Religious Bigotry in Colorado The anti-Catholic Blaine Amendment is Used to Kill Vouchers.

http://www.wsj.com/articles/religious-bigotry-in-colorado-1435873668

This week the Colorado Supreme Court dusted off a relic from the state’s anti-Catholic past to strike down a school voucher program. The charming result of this less-than-charitable secularism will be to deny poor children their right to a good education.

Taxpayers for Public Education v. Douglas County challenged the Choice Scholarship Program in the state’s third largest county. Since 2011 the program has offered voucher grants to help students defray the cost of tuition at some 23 private schools that they otherwise could not afford.

The Colorado Supreme Court held 4-3 that because 16 of these schools are “religious in character,” the program violates a section of the state constitution that states no taxpayer funds can be used to “support or sustain” any institution controlled by a “sectarian denomination.” Amid the nativist wave of the 1870s and 1880s, 39 states came to adopt these so-called Blaine Amendments that were meant to target immigrants, religious minorities and Catholic parochial schools.

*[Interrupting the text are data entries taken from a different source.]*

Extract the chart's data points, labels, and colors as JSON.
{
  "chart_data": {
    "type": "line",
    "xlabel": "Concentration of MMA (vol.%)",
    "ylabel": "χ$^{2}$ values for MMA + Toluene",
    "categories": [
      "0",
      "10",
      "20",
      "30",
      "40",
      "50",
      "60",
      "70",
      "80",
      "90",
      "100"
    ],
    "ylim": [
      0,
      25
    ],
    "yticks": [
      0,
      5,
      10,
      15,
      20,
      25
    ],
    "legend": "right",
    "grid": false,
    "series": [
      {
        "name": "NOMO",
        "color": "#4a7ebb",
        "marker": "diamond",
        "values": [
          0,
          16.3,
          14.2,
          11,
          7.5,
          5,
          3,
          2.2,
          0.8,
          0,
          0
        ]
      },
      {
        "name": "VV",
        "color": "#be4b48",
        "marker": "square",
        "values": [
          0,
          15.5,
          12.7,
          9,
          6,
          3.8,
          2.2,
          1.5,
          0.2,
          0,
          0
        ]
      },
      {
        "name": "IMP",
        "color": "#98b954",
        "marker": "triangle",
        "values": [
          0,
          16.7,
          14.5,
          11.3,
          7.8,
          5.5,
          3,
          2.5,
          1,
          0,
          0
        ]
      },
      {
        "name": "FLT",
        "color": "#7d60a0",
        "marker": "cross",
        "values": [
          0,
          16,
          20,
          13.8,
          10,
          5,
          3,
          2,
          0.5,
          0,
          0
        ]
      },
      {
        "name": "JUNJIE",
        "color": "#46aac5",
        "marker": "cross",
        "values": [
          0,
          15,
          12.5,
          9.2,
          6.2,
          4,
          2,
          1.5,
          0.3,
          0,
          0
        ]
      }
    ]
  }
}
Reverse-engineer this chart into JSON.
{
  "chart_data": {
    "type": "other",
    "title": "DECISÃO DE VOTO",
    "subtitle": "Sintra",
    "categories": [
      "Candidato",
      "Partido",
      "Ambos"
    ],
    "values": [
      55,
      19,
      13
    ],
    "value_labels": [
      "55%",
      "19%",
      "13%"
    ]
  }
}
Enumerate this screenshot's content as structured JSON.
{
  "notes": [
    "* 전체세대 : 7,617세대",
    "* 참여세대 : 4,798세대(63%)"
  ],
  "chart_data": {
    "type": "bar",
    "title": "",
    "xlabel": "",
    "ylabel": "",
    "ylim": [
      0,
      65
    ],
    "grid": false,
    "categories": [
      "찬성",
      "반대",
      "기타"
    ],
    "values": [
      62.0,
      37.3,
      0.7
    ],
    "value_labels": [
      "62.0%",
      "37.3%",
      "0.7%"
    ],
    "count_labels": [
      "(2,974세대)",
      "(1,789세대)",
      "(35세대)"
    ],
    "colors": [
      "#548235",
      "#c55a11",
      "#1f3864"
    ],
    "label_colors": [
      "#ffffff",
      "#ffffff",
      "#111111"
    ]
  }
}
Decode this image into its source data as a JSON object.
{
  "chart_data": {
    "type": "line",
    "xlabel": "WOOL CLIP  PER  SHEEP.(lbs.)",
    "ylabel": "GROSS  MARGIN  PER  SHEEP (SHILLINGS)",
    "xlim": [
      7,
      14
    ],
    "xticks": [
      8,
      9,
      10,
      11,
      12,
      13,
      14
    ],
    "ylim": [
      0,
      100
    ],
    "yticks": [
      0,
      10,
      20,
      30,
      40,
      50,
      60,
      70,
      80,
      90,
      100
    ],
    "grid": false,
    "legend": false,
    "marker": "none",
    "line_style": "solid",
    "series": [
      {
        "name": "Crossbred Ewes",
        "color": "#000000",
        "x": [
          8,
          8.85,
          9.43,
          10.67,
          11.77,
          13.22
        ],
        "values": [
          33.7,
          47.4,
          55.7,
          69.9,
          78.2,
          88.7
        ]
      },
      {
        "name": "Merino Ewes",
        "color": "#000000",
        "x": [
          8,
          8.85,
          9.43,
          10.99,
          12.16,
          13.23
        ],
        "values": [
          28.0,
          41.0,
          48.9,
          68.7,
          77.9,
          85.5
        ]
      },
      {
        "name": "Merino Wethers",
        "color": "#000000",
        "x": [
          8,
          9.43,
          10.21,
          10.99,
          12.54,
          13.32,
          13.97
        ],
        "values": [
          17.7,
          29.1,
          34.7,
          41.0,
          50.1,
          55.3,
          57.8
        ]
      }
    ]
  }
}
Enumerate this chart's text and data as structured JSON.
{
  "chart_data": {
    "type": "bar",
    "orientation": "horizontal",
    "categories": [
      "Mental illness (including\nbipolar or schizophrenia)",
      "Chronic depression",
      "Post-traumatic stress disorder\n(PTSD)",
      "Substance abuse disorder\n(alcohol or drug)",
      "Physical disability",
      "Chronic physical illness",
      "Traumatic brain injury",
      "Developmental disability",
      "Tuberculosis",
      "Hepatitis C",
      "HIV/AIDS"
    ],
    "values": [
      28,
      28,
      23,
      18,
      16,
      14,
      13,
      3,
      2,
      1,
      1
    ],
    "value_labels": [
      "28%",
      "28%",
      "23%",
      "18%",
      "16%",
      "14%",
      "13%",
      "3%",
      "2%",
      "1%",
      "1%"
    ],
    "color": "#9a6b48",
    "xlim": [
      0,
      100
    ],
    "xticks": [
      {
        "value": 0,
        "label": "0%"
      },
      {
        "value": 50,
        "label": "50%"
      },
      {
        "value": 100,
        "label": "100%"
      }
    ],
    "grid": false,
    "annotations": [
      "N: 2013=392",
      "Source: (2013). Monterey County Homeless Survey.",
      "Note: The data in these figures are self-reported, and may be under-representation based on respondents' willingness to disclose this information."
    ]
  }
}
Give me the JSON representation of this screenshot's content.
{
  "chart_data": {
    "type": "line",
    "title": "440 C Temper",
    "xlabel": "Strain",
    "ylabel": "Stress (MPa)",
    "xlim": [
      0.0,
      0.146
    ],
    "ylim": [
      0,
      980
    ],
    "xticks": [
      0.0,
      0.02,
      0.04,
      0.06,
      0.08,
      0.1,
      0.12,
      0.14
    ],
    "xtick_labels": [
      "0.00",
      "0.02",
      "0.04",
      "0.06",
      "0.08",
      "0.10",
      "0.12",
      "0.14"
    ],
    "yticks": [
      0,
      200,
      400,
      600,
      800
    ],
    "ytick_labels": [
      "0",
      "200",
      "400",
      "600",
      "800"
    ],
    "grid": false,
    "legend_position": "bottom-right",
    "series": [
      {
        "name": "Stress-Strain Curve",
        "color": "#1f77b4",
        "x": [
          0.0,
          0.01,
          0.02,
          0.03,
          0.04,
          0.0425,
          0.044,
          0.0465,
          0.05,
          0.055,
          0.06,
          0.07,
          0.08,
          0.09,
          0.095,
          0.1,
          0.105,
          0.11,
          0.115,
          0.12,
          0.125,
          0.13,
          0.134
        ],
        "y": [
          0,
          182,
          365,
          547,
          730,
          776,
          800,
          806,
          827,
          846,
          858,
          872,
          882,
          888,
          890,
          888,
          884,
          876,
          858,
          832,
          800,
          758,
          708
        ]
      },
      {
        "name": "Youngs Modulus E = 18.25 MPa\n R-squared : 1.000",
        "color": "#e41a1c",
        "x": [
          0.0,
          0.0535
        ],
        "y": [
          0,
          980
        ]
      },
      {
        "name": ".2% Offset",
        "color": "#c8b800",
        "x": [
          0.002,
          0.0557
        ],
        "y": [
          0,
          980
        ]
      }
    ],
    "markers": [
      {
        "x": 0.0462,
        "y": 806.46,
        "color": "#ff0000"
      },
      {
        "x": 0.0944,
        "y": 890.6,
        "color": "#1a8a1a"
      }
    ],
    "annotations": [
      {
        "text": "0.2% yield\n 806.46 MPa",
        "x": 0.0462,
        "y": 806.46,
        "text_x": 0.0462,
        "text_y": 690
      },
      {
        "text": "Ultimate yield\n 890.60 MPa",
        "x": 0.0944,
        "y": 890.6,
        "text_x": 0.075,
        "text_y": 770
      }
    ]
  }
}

According to the court’s liberal justices, the Blaine Amendment means that “no state funding whatsoever” can be provided to parents who might use them at a religious school. This will come as news to the U.S. Supreme Court, which in a landmark 2002 decision held that school vouchers like those in Douglas County that indirectly benefit religious institutions do not amount to the state establishment of religion.

As Colorado Justice Allison Eid notes in a dissent, the decision is so “breathtakingly broad” that it would likely invalidate any number of state programs—roads, bridges and sidewalks—because they too help “support and sustain” religious organizations. She adds that the majority “simply stuck its head in the sand and hopes that because it cannot see the allegations of anti-Catholic bias, no one else will.”

What Justice Eid means is that under several Colorado precedents, the state courts usually weigh the xenophobic origins and animus of laws when deciding if the state constitution is enforceable. Presumably the court’s liberals dropped that obligation because they preferred the anti-choice outcome.

If there’s a silver lining, the Douglas County school district may appeal to the Supreme Court, which could decide if state Blaine Amendments are constitutional. These effluents of the 19th century have overstayed their welcome, especially if they’ve merely become a pretext for modern liberals to undermine school choice for kids.